After inserting all the necessary information and pressing the "Calculate" button, you'll be able to see:  

- **Transient behavior**: It shows how the probabilities of being in each charge state evolve over time, starting from an empty capacitor.
- **Steady-state distribution**: The capacitor reaches a statistical equilibrium, where probabilities of being in each charge state remain constant.
- **Mixing time prediction**: Using the second-largest eigenvalue of $\mathbf{P}$, we estimate how quickly the system converges to its steady state.
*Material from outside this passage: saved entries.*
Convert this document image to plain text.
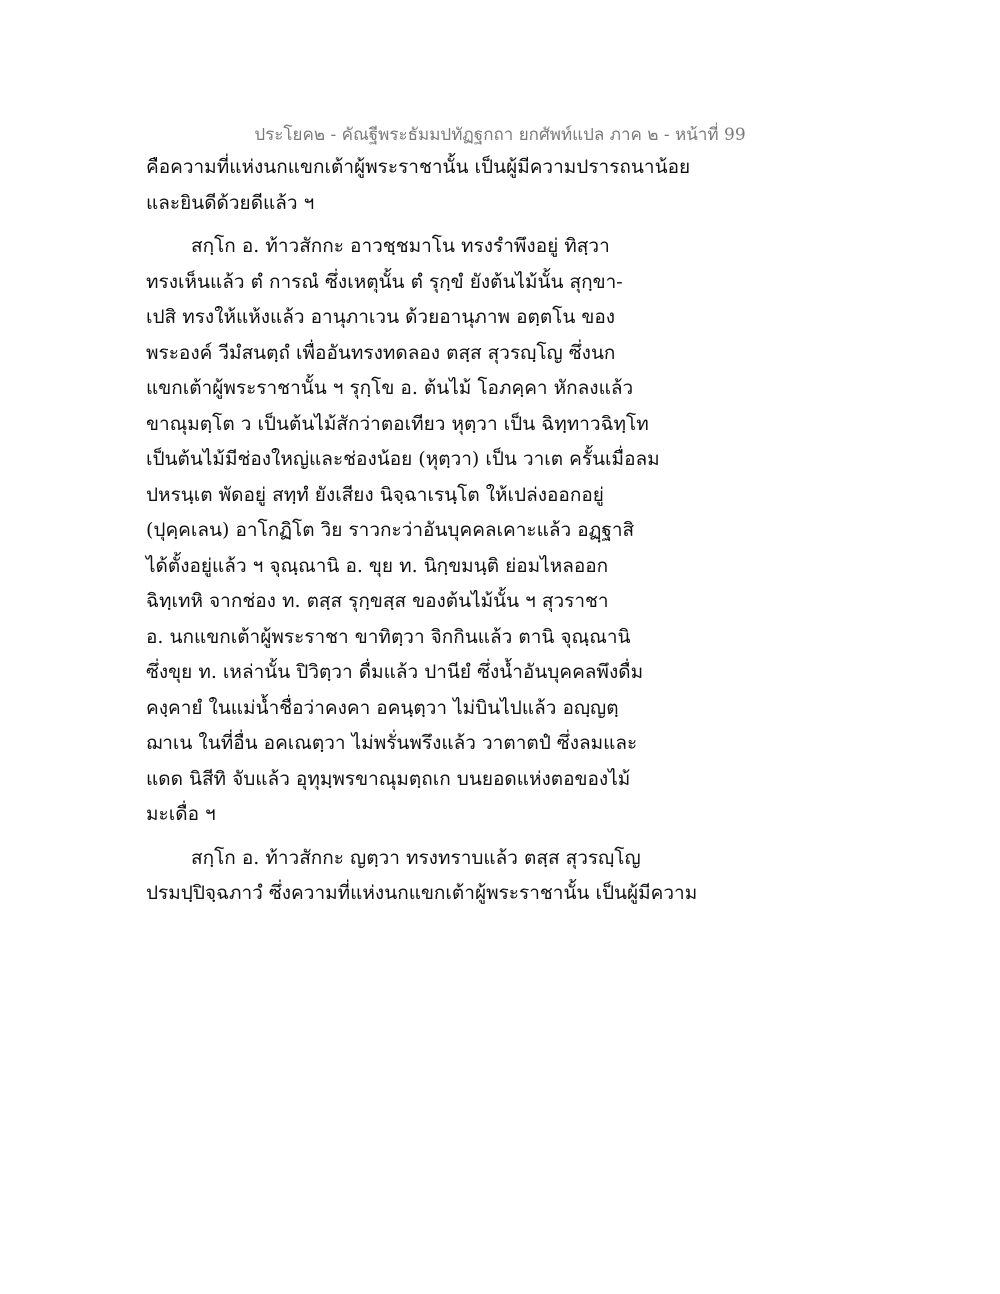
ประโยค๒ - คัณฐีพระธัมมปทัฏฐกถา ยกศัพท์แปล ภาค ๒ - หน้าที่ 99
คือความที่แห่งนกแขกเต้าผู้พระราชานั้น เป็นผู้มีความปรารถนาน้อย
และยินดีด้วยดีแล้ว ฯ
สกฺโก อ. ท้าวสักกะ อาวชฺชมาโน ทรงรำพึงอยู่ ทิสฺวา
ทรงเห็นแล้ว ตํ การณํ ซึ่งเหตุนั้น ตํ รุกฺขํ ยังต้นไม้นั้น สุกฺขา-
เปสิ ทรงให้แห้งแล้ว อานุภาเวน ด้วยอานุภาพ อตฺตโน ของ
พระองค์ วีมํสนตฺถํ เพื่ออันทรงทดลอง ตสฺส สุวรญฺโญ ซึ่งนก
แขกเต้าผู้พระราชานั้น ฯ รุกฺโข อ. ต้นไม้ โอภคฺคา หักลงแล้ว
ขาณุมตฺโต ว เป็นต้นไม้สักว่าตอเทียว หุตฺวา เป็น ฉิทฺทาวฉิทฺโท
เป็นต้นไม้มีช่องใหญ่และช่องน้อย (หุตฺวา) เป็น วาเต ครั้นเมื่อลม
ปหรนฺเต พัดอยู่ สทฺทํ ยังเสียง นิจฺฉาเรนฺโต ให้เปล่งออกอยู่
(ปุคฺคเลน) อาโกฏิโต วิย ราวกะว่าอันบุคคลเคาะแล้ว อฏฺฐาสิ
ได้ตั้งอยู่แล้ว ฯ จุณฺณานิ อ. ขุย ท. นิกฺขมนฺติ ย่อมไหลออก
ฉิทฺเทหิ จากช่อง ท. ตสฺส รุกฺขสฺส ของต้นไม้นั้น ฯ สุวราชา
อ. นกแขกเต้าผู้พระราชา ขาทิตฺวา จิกกินแล้ว ตานิ จุณฺณานิ
ซึ่งขุย ท. เหล่านั้น ปิวิตฺวา ดื่มแล้ว ปานียํ ซึ่งน้ำอันบุคคลพึงดื่ม
คงฺคายํ ในแม่น้ำชื่อว่าคงคา อคนฺตฺวา ไม่บินไปแล้ว อญฺญตฺ
ฌาเน ในที่อื่น อคเณตฺวา ไม่พรั่นพรึงแล้ว วาตาตปํ ซึ่งลมและ
แดด นิสีทิ จับแล้ว อุทุมฺพรขาณุมตฺถเก บนยอดแห่งตอของไม้
มะเดื่อ ฯ
สกฺโก อ. ท้าวสักกะ ญตฺวา ทรงทราบแล้ว ตสฺส สุวรญฺโญ
ปรมปฺปิจฺฉภาวํ ซึ่งความที่แห่งนกแขกเต้าผู้พระราชานั้น เป็นผู้มีความ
**Mixing time** is a concept that describes how fast a Markov chain converges to its steady-state distribution (equilibrium), regardless of the starting state.  
$$
t_{\text{mix}} \approx \left\lceil \frac{\log(\epsilon)}{\log(\lambda_2)} \right\rceil
$$
Another important concept is the **Total Variation Distance**, where we calculate the absolute distance between the current probability distribution $\mathbf{\pi_k}$ and the steady-state distribution $\mathbf{\pi_\infty}$. If the distance is smaller than the defined tolerance ($\epsilon$), so we can say we got the steady-state distribution.
$$
\|\pi_k - \pi_\infty\|_1 = \sum_i |\pi_k(i) - \pi_\infty(i)|
$$
Now it's time to work!

In [1]:
%pip install -q ipywidgets==8.0.7
%pip install sympy

In [6]:
# Interactive Markov notebook with Jordan fallback and robust distance plotting
import numpy as np
import matplotlib.pyplot as plt
from numpy.linalg import eig, matrix_rank, inv
import ipywidgets as widgets
from IPython.display import display, clear_output

# Widgets for a 3x3 matrix
matrix_inputs = [[widgets.BoundedFloatText(value=0.0, min=0, max=1, step=0.01, layout=widgets.Layout(width='80px')) for _ in range(3)] for _ in range(3)]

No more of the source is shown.